The 87th Infantry Division fought in General George S. Patton’s Third U.S. Army during World War II. After months of training, first at Camp McCain, Mississippi, then at Fort Jackson, South Carolina, the division shipped overseas on the Queen Elizabeth. They first entered combat in France’s Alsace-Lorraine, and after extremely bloody fighting, crossed the German border in the Saar, capturing the towns of Walsheim and Medelsheim.

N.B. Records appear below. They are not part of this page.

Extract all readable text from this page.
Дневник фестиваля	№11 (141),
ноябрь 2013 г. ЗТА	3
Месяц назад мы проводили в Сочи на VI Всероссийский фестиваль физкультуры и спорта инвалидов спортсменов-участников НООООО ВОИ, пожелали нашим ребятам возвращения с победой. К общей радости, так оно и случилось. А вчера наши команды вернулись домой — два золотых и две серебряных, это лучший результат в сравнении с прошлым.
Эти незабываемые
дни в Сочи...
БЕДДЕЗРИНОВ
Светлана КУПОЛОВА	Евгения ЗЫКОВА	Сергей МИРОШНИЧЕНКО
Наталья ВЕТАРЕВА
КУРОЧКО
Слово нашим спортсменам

Caught up in the Third Army’s historic counterattack in the Battle of the Bulge, the 87th Division raced off into Belgium – attacking the German Panzer Lehr Division near Bastogne at the towns of Pironpre, Moircy, Bonnerue, and Tillet. At Tillet S/Sgt. Curtis Shoup earned the Medal of Honor, posthumously, and Lt. Glenn Doman the Distinguished Service Cross.

Soon after breaching the Siegfried Line in the Eifel Mountains, the division crossed the Moselle River and captured Koblenz. Then the Rhine River crossing near Boppard and the dash across Germany which took them to Plauen, near the Czech border.

The 87th Division returned to the States in July 1945 expecting to be called upon to play a role in the defeat of the Japanese, but the sudden termination of the war in the Pacific while the division was reassembling at Fort Benning changed the future of the 87th. The division was inactivated 21 September 1945.